When Gray plops down almost $200 a pop to gear up for her escape, store clerks at times look up and ask, "Are these for you?"
Gray is a closet architect and instead of constructing a flat 1,000-piece interlocking cardboard masterpiece, she goes vertical, at times up to 18 inches and three stories. She's even a LUG, which is a member of a "LEGO User Group".
That's right; LEGOS are no longer just for kids. Four years ago Gray jumped on the bandwagon that now has these mainstay building toys bought more for adults than kids, people say.
"I bought my first LEGO set four years ago," Gray said, while surrounded by mind-blowing, intricate LEGO structures she's built. "It was escapism at first and now an obsession!"
Most adults use spicy language when they step on the pesky LEGO pieces in the dark, but since Gray's children are grown, she's the culprit if some fall to the floor during construction. Her countertop encounters with the colorful plastic pieces give Gray piece of mind and provides her a way to spark her imagination and produce amazing miniature architectural replicas of things like The White House, The Louvre, the Eiffel Tower and more.
Gray laughed and said perhaps her profession is what makes her want to drag out the zillions of LEGO pieces she's collected. And while she loves her 14-year job as a window clerk at the Mt.
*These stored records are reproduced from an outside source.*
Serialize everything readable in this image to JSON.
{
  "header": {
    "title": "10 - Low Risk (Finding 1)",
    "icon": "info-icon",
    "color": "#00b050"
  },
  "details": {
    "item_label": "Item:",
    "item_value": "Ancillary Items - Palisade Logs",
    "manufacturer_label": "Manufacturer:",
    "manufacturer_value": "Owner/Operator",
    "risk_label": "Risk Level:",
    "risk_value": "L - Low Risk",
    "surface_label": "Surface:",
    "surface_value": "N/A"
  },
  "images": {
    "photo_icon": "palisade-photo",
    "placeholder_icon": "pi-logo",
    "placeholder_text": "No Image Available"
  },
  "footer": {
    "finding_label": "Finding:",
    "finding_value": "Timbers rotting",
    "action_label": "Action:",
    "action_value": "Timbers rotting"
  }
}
Juliet Post Office, and times it tries her patience, especially around Christmas time.
"Well, yes, I love my customers, but sometimes I need to come home after a days work and just chill," she said.
When her husband Keith asked her what she wanted for Christmas a few years ago, she said a LEGO set.
"He looked at me like I was crazy," she recalled with a laugh. "He asked me why, and I told him he had his hotrod for escape and I wanted to build something too."
It's not like she asked for a cruise.
"I can't go to an island every week," she said.
At first she used cross-stitch to get her Calgon moments.
"I'm past that age, my eyes don't want to do it anymore," she said.
Keith's Christmas present ended up a lighthouse LEGO kit.
"I opened it right away," said Gray. "My family asked if I wanted to open my other presents. I started on it right then and there and they came and said, 'Aren't you going to even eat?'"
And, that's how it started. It took her about two days to finish that first project. She tooled down to Hobby Lobby and got her second project that was The Louvre, a place she had visited in person.
The LEGO group began making these interlocking toy bricks in 1949. Since then a global LEGO subculture has developed. There are movies, games, competitions and six LEGO LAND amusement parks. As of July 2015, 600 billion LEGO parts have been produced, some of which Gray has spent a pretty penny purchasing. Most of her kits are about $200 each.
Some of the kits through the years have graced her dining room table and shifted their meals to the kitchen counter. They are too magnificent to take apart. The building pieces are tiny, about one-fourth inch long and one-eighth inch tall. Because they are interlocking, if Gray builds a "detective's office," she can connect that plastic sculpture to the "movie theatre palace" and "barbershop." Plus, if you take the roof off these streetscape buildings, inside you will find the most intricate of things such as rows of movie seats, popcorn stands, pool tables and more. She's even built a Parisian restaurant.
Gray has completed 15 adult kits from the LEGO architectural series and finally broke down nine of them just because there was no more room in her house.
"Yes, people whisper behind my back and call me a nerd," she said. "I just say thank you! My friends are amazed."
It's almost time for Gray to order another kit from the world's largest toymaker. Or, if she can't wait for delivery, she might head out to the LEGO store at Oprymills. She has a certain something in mind.
"There's this Disney Castle," she mused.
No, she doesn't have a granddaughter.
"But, I do have a great niece who is 11," she said.